I remember one particular restaurant with immense satisfaction. Amazingly, it no longer exists, though the building is still there. It was on the Morne, or Morne Fortune as it is perhaps more properly named, just by Bella Rosa, and it was called The San Antoine.
I believe that the San Antoine Hotel and Restaurant – yes, it used to be a hotel, not only a restaurant – was, in 1924, the talk of the town and the first in Saint Lucia to have electricity and running water installed in its rooms. Now, sadly, the only thing we can say is that it “used to be a restaurant.”
According to the St. Lucia Handbook of 1924, “A new Hotel has just been started up on up to date lines, with electric lighting, running water in bedrooms, etc., installed. Charges are moderate and terms can be arranged for a lengthened stay. Hotel St. Antoine is situated on the Morne Road within 10 minutes walk of the town, being 300 feet above sea level. The views over the Castries Harbour and the surrounding country are magnificent and the large verandahs are quite cool at any hour of the day. Lunches, teas and dinners can be supplied to visitors at a moderate charge and will prove a boon to passengers who wish to leave their ships during coaling operations, or to escape from the heat of the town.”

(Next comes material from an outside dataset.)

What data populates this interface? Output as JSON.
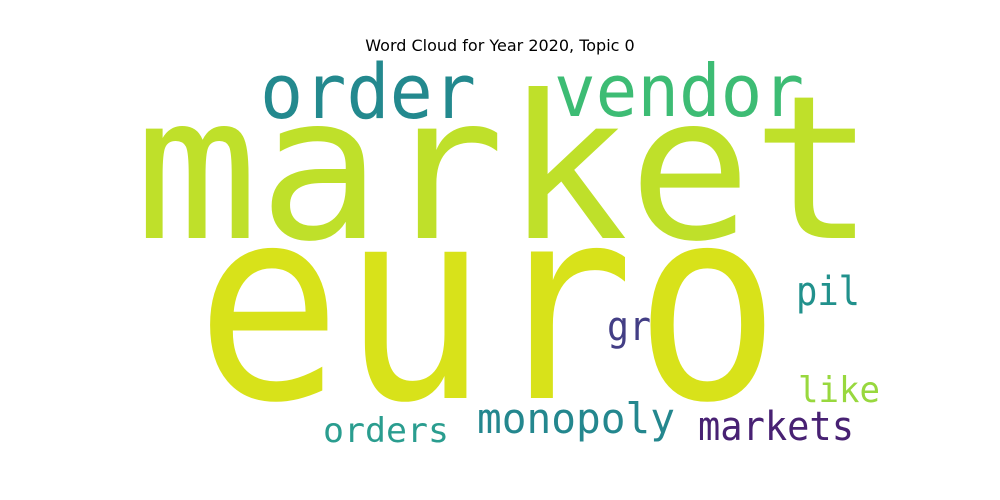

Somerset Maugham, one of my favorite writers of short stories, used to stay there, or so they say, as did Alex Waugh, who was brother to the perhaps more famous Evelyn, and who wrote one of the most erotic tales ever about a St Lucian woman loved and lost by a man. Saint Lucia was one of the places to be, or to have been, in the years between the Great World Wars; even Ernest Hemmingway found his way here, though he preferred, like many of our politicians, Cuba.
Then, of course, there was the ‘gay set’ before gay became fashionable; Noel Coward and his yachting friends tended to pop in unexpectedly at a Castries watering hole run by a now deceased ex-pat and his partner. All this was long before the Internet, long before instantaneous celebrity reporting. Nowadays, whenever a celebrity is spotted it becomes world news in a moment. A hundred years ago, people lived their lives in relative peace and serenity. Who knows how many rich and famous people found tranquility in Saint Lucia? It still happens, perhaps, but people find it harder to manage their privacy.
The San Antoine was a magnificent place. Leaving the car on the limited parking strip in front of the building, then climbing the steep stone steps up to the terrace, all the while resisting the urge to glance over your shoulder, then turning left into the bar and seeing stretched before you a panorama more wonderful, more glistening and enticing than Rio de Janeiro, the city of Castries and its harbour in the basin below.
Utter peace. The world seemed a perfect place; a drink perhaps. A vain attempt to read the menu in the fading light before assistance in the form of ‘Thine Host’, or even Rosie the Chef, came to assist and recommend. It was a place of supreme elegance, a taste of intoxicating history.
The walls were thick. The shutters were solid slabs that seemed capable of keeping at bay the strongest of winds. The clean but ancient toilets, which were quaintly situated adjacent to the kitchen, allowed the inquisitive urinator an opportunity to eavesdrop on culinary chatter amidst the clatter of pots and pans diligently doing their duty.
In those heady days, the world economy was rushing headlong along seemingly endless, petaled paths redolent with the scents and perfumes of success. Wars might have been raging elsewhere in the world, but in this secluded Garden of Eden all was peace and calm, which, by the way, reminds me that there was a small garden terrace behind the bar, a sort of secret lovers’ bower made for trysts, where curious visitors were warned not to stray too far for fear of slumbering snakes.
And then it came to an end – quite suddenly it seemed, though for those involved it was almost certainly a long-drawn-out, perhaps painful process. The restaurant was no more, and my days of imagined conversations with novelists of yore were over.
Do any of you remember Pat’s Pub in Rodney Bay, or Shamrock’s, the A-Frame or the Bistro? They’ve gone, all gone. Perhaps it’s time to leave too; to close up shop before the bailiff comes to evict us.